The Nginx process and logs you are seeing inside the container are expected. Starting with the “multi-component” (mc) images, Seafile uses an internal Nginx instance inside the container to act as a local dispatcher.
This internal Nginx routes traffic to the various services (Seahub, Seaf-server, WebDAV, etc.) within the same container. This is why you only need to expose port 80 to your external Nginx. The external proxy no longer needs specific blocks for /seafhttp, /media, or /seafdav because the internal Nginx handles those routes and simplifies the external configuration.
To summarize:
- Internal Nginx (inside the container): Handles internal routing between components. It is a core part of the
seafile-mcimage and cannot be opted out of without building a custom architecture. - External Proxy (Caddy/Your Nginx): Handles SSL and external access, pointing to the container’s exposed port.

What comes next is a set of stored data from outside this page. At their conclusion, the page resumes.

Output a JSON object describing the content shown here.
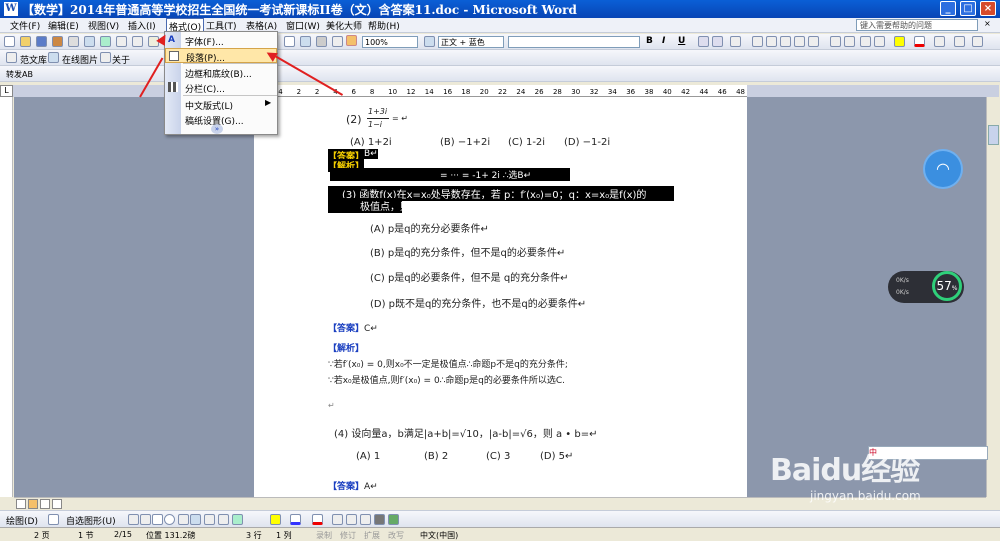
{
  "window": {
    "title": "【数学】2014年普通高等学校招生全国统一考试新课标II卷（文）含答案11.doc - Microsoft Word",
    "icon": "word-icon",
    "controls": [
      "_",
      "□",
      "×"
    ]
  },
  "menubar": {
    "items": [
      "文件(F)",
      "编辑(E)",
      "视图(V)",
      "插入(I)",
      "格式(O)",
      "工具(T)",
      "表格(A)",
      "窗口(W)",
      "美化大师",
      "帮助(H)"
    ],
    "help_placeholder": "键入需要帮助的问题"
  },
  "toolbar": {
    "zoom": "100%",
    "style": "正文 + 蓝色",
    "font_buttons": [
      "B",
      "I",
      "U"
    ]
  },
  "toolbar2": {
    "items": [
      "范文库",
      "在线图片",
      "关于"
    ],
    "convert": "转发AB"
  },
  "format_menu": {
    "items": [
      {
        "label": "字体(F)...",
        "icon": "font-icon"
      },
      {
        "label": "段落(P)...",
        "icon": "paragraph-icon",
        "highlighted": true
      },
      {
        "label": "边框和底纹(B)...",
        "icon": ""
      },
      {
        "label": "分栏(C)...",
        "icon": "columns-icon"
      },
      {
        "label": "中文版式(L)",
        "icon": "",
        "submenu": true
      },
      {
        "label": "稿纸设置(G)...",
        "icon": ""
      }
    ],
    "more": "»"
  },
  "ruler": {
    "numbers": [
      "6",
      "4",
      "2",
      "2",
      "4",
      "6",
      "8",
      "10",
      "12",
      "14",
      "16",
      "18",
      "20",
      "22",
      "24",
      "26",
      "28",
      "30",
      "32",
      "34",
      "36",
      "38",
      "40",
      "42",
      "44",
      "46",
      "48"
    ]
  },
  "document": {
    "q2_label": "(2)",
    "q2_num": "1+3i",
    "q2_den": "1−i",
    "q2_eq": "= ↵",
    "q2_options": [
      "(A)  1+2i",
      "(B)  −1+2i",
      "(C)  1-2i",
      "(D)  −1-2i"
    ],
    "ans1_tag": "【答案】",
    "ans1_val": "B↵",
    "expl1_tag": "【解析】",
    "expl1_text": "= ··· = -1+ 2i ∴选B↵",
    "q3_line1": "(3) 函数f(x)在x=x₀处导数存在，若 p：f′(x₀)=0；q：x=x₀是f(x)的",
    "q3_line2": "极值点，则↵",
    "q3_options": [
      "(A)  p是q的充分必要条件↵",
      "(B)  p是q的充分条件，但不是q的必要条件↵",
      "(C)  p是q的必要条件，但不是 q的充分条件↵",
      "(D)  p既不是q的充分条件，也不是q的必要条件↵"
    ],
    "ans2_tag": "【答案】",
    "ans2_val": "C↵",
    "expl2_tag": "【解析】",
    "expl2_line1": "∵若f′(x₀) = 0,则x₀不一定是极值点∴命题p不是q的充分条件;",
    "expl2_line2": "∵若x₀是极值点,则f′(x₀) = 0∴命题p是q的必要条件所以选C.",
    "empty_para": "↵",
    "q4_line": "(4) 设向量a，b满足|a+b|=√10，|a-b|=√6，则 a • b=↵",
    "q4_options": [
      "(A) 1",
      "(B)  2",
      "(C) 3",
      "(D) 5↵"
    ],
    "ans3_tag": "【答案】",
    "ans3_val": "A↵"
  },
  "drawbar": {
    "draw": "绘图(D)",
    "autoshape": "自选图形(U)"
  },
  "statusbar": {
    "page": "2 页",
    "section": "1 节",
    "pages": "2/15",
    "position": "位置 131.2磅",
    "line": "3 行",
    "col": "1 列",
    "rec": "录制",
    "trk": "修订",
    "ext": "扩展",
    "ovr": "改写",
    "lang": "中文(中国)"
  },
  "overlay": {
    "speed_value": "57",
    "speed_unit": "%",
    "speed_up": "0K/s",
    "speed_down": "0K/s",
    "baidu_text": "Baidu经验",
    "baidu_url": "jingyan.baidu.com",
    "ime_label": "中"
  }
}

Regarding your request for the documentation: the reason those blocks were removed is that they are now handled internally. For a standard Docker-based v12 deployment, your external Nginx only needs the main / location block pointing to the Seafile container’s port 80, as described in the Use other reverse proxy guide.
If you have specific needs to bypass the internal Nginx entirely, you would need to revert to a standalone component architecture, but for the official Docker image, this “double proxy” (External Nginx → Internal Nginx → Service) is the designed behavior.
I also suggest you to use 13.0 version, as 12.0 is already outdated.